Researchers at Perception Point have discovered a Linux vulnerability with implications for millions of Linux systems as well as 66 percent of Android devices. In the case of Android phones running the KitKat operating system and later versions, it could allow a malicious app to gain control of the device’s operating system. According to the original report, “While neither us nor the Kernel (Ed: Linux) security team have observed any exploit targeting this vulnerability in the wild, we recommend that security teams examine potentially affected devices and implement patches as soon as possible.”
Luckily, Linux distributions are expected to release security patches for the vulnerability this week, though the scale of the vulnerability suggests that some systems will remain at risk. PC World reports about the problematic nature of such updates: “The Android ecosystem is known for its version fragmentation and long update delays. Google shares security patches with Android device manufacturers, who then have to apply them to their separately maintained source code trees and build updated firmware packages for each of their products. Some of the updates then need to be distributed to users with the help of mobile carriers.”

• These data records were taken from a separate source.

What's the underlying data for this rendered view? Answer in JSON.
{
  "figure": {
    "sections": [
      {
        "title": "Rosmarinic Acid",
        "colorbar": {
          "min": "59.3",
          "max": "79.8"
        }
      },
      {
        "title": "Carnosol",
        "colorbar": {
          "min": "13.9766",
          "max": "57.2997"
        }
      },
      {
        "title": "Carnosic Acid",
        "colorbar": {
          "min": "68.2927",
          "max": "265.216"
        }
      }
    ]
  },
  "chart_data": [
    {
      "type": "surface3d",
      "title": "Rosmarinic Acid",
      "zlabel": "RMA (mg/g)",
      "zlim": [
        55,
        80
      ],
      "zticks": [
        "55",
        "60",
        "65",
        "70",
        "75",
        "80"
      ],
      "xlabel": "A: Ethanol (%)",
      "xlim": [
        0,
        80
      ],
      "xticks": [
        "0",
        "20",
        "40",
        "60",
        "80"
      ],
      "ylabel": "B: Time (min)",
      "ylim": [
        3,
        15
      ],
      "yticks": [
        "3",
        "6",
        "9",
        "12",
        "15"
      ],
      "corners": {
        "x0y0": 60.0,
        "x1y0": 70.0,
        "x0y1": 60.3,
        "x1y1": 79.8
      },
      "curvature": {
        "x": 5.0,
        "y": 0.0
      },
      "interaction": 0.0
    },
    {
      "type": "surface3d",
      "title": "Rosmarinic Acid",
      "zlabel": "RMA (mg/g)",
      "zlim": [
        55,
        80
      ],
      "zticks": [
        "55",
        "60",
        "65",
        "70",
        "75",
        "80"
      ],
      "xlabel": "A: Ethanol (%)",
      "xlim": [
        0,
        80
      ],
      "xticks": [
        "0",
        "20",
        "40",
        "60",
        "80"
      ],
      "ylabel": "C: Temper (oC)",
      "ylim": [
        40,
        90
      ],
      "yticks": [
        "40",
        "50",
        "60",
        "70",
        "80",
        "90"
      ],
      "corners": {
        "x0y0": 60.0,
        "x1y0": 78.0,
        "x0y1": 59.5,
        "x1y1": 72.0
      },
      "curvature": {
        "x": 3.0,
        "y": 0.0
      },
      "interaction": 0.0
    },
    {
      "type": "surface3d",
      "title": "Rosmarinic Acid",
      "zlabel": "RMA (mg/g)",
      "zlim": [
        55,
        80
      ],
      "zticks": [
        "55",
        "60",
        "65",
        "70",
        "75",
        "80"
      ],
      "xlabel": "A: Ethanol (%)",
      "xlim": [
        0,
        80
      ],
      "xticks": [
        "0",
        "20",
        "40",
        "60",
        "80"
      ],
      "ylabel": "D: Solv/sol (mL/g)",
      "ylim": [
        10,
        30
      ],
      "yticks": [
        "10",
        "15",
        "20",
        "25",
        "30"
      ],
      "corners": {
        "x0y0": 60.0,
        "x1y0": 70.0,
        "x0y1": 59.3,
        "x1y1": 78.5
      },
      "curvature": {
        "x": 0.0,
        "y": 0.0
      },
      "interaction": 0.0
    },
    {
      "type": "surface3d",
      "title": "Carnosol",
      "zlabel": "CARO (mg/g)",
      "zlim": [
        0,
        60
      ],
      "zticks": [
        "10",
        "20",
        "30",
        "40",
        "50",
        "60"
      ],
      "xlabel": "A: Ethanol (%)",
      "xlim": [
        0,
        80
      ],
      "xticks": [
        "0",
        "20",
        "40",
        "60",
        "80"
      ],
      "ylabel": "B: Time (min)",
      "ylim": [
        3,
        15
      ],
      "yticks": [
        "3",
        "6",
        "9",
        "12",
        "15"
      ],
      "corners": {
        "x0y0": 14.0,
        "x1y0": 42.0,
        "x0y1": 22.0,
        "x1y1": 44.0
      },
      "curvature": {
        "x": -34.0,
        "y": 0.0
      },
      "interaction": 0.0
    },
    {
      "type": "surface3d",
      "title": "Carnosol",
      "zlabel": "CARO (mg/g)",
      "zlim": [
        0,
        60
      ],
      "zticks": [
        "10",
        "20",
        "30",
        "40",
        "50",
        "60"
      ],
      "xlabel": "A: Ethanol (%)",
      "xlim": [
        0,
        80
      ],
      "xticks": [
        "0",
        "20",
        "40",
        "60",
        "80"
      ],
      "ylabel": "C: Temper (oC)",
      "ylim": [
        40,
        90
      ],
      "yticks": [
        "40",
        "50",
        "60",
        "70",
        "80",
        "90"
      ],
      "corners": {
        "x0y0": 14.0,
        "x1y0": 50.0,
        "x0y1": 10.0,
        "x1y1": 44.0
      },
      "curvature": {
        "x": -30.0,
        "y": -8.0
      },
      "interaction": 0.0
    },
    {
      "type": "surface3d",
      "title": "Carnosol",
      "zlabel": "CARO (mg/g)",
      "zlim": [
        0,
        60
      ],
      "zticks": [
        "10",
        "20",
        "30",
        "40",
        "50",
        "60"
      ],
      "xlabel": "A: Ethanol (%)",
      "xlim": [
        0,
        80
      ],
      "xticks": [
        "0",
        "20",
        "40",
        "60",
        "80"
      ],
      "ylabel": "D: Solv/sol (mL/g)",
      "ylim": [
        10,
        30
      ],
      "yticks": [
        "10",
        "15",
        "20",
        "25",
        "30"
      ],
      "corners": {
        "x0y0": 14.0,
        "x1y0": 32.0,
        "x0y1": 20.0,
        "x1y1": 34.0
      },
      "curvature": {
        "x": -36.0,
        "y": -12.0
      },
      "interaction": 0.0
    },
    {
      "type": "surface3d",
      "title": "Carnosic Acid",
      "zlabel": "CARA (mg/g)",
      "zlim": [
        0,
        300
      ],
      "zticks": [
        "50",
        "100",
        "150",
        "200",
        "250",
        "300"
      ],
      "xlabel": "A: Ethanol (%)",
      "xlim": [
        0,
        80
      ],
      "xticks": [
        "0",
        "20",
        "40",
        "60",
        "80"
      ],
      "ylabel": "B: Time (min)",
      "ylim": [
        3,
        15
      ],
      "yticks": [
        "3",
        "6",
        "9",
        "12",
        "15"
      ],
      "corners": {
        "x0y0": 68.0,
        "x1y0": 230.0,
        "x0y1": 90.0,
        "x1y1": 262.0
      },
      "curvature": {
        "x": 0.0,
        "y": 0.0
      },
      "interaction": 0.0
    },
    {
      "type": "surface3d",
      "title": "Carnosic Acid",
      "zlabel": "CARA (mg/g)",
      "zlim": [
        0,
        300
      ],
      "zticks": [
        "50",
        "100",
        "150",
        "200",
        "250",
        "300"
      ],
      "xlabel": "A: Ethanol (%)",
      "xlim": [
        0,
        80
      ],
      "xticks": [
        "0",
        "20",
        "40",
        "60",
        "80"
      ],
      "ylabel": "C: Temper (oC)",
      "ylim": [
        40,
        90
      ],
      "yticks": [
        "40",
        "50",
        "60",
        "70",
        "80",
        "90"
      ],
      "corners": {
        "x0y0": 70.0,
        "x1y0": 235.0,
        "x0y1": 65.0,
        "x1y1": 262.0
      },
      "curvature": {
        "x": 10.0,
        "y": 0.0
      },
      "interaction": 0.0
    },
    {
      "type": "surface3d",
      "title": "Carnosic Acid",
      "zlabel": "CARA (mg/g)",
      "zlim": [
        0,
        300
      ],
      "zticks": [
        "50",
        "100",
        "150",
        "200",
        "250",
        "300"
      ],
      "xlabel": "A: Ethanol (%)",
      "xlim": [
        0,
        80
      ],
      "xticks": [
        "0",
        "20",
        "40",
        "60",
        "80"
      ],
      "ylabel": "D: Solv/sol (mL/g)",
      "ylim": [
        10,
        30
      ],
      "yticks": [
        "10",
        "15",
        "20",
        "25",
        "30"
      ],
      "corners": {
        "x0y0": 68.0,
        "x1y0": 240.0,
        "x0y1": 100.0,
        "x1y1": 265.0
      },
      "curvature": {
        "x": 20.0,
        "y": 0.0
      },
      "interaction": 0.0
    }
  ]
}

New Trojan Takes Screenshots
In other Linux news, a newly discovered trojan can monitor infected machines by taking screenshots every 30 seconds and uploading them to a remote server. Discovered by the company Dr. Web, the trojan infects Linux machines and monitors the user’s desktop, saving screenshots of their activities at half minute intervals in JPEG or BMP format, then uploading them to the attacker’s server. Furthermore, the malware has the ability to surreptitiously record the user: “Along with the ability of screenshot taking, the Trojan has the AbAudioCapture special class to record sound and save it with the name of aa-%d-%s.aat in the WAV format.” This audio recording capability was not being utilized by the trojan at the time of testing. Perhaps the malware creators are aiming for a higher level of user surveillance in the future.